このコーナーは通行人をつかまえてその場で料理を作らせ、失敗する様を面白おかしく取り上げるもので、この日は若い女性にロールキャベツを依頼していた。

 しかし、現場は水商売に携わる従業員が慌ただしく行き交い、酔客も多く混雑。場違いな番組ロケに「なんでこんな場所で」と迷惑そうな顔をする者が続出。さらに見物に足を止めた男性のもとに客引きのキャッチが現れ、「キャバクラ、どうですか?」と誘い始めるなど、なんとも妙な空気が出来上がっていた。そのうちに、このキャッチの勧誘が原因で、大声が飛び交い始めた。

「おまえ、この前はひとり3,000円って言ったけど、案内された店は金額がぜんぜん違ったじゃねえか!」

 酔った男性は以前、キャッチの誘いに乗って「ぼったくり」被害に遭ったと主張。
これにキャッチは反論して「誰かと間違えてるでしょ。俺が言ったという証拠を出せよ」と乱暴に言い返して、一触即発。これにはロケの見物人たちが収録風景そっちのけで気を取られ始め、その場にいた女性2人組からは「ヤラセ番組より、こっちの方がリアル」という声が上がって、周囲が失笑した。

 番組で料理をさせられた女性は学生で、後で話を聞いたところでは「町田に遊びに来ていたら声をかけられ、いきなり料理をさせられた」とヤラセではなく“ガチ”を証言。ただ、同コーナーは視聴者の間から疑わしい番組作りが指摘されていたことでも有名だ。

「いかにも料理のできなそうなタイプを選んでいるように見える」
「上手にできると放送されないから、出演者がわざと大げさに失敗している感じがする」
「派手に失敗したものだけを笑い者にするのはひどい」
「最近の若い女性が料理もできないということを強調したい悪意がありすぎ」

 そんな声がネット上でも聞かれるが、ジャーナリストの片岡亮氏はこれは「テレビでは昔からよくある手法」だという。


「テレビ番組は結論ありきで企画が進められることが多いので、面白い失敗があることを前提に作るものが少なくありません。10年以上前、テレビ東京がやっていた『クイズ赤恥青恥』では、街行く人に常識問題を出して、大ハズレなものだけを集めて放送していたことがありました。
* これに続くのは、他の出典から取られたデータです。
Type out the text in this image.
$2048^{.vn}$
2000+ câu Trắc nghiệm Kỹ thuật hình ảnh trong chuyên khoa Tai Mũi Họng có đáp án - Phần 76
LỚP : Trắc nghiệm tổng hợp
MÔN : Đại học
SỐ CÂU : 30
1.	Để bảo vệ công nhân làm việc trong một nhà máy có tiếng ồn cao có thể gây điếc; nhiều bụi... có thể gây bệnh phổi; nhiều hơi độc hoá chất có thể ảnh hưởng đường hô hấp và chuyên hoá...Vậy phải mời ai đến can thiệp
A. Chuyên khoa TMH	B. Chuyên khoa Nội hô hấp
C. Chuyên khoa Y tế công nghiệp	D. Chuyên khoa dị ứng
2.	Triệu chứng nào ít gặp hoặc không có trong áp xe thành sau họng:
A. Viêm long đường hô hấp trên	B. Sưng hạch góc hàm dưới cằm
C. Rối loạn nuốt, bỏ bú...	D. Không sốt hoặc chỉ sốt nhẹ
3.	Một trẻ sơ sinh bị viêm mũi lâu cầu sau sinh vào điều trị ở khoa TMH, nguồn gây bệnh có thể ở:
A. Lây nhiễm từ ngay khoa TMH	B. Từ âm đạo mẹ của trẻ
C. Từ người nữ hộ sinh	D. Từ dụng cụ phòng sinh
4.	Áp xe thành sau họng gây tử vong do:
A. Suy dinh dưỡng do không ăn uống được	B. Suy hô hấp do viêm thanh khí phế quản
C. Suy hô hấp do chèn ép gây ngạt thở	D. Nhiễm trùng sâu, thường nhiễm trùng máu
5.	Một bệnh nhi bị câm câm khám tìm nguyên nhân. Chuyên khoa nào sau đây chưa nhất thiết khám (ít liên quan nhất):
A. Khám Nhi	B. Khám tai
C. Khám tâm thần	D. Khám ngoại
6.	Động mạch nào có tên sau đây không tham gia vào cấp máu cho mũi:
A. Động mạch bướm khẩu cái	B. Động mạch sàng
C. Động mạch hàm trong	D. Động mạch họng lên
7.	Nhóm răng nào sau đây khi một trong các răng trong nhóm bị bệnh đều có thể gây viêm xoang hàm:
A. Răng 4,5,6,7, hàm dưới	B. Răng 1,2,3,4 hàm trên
収録現場を見ると、ディレクターが回答者に『もっと面白い答えを言って』と何度も答えさせ、正解から一番かけ離れたものだけを切り取って放送していたんです」(片岡氏)

 そんなテレビ側の意図的な番組作りに冷めた見方があるからか、この日は「すぐそこにあるリアルなもめごと」の方が注目を集めていた。

 キャッチに怒鳴っていた男性は、最後には「テレビ収録に足を止めたせいで、余計にもめたじゃないか」と不満を言って去っていき、この様子を見ていた飲食店の従業員らしき男性は「夜の街を歩く若い女性は料理ができなそうってことで、この場所を選んだのかな」と話した。

 放送では上手に編集されるのだろうが、収録スタッフが気の毒なぐらい、現場では歓迎されていない様子だった。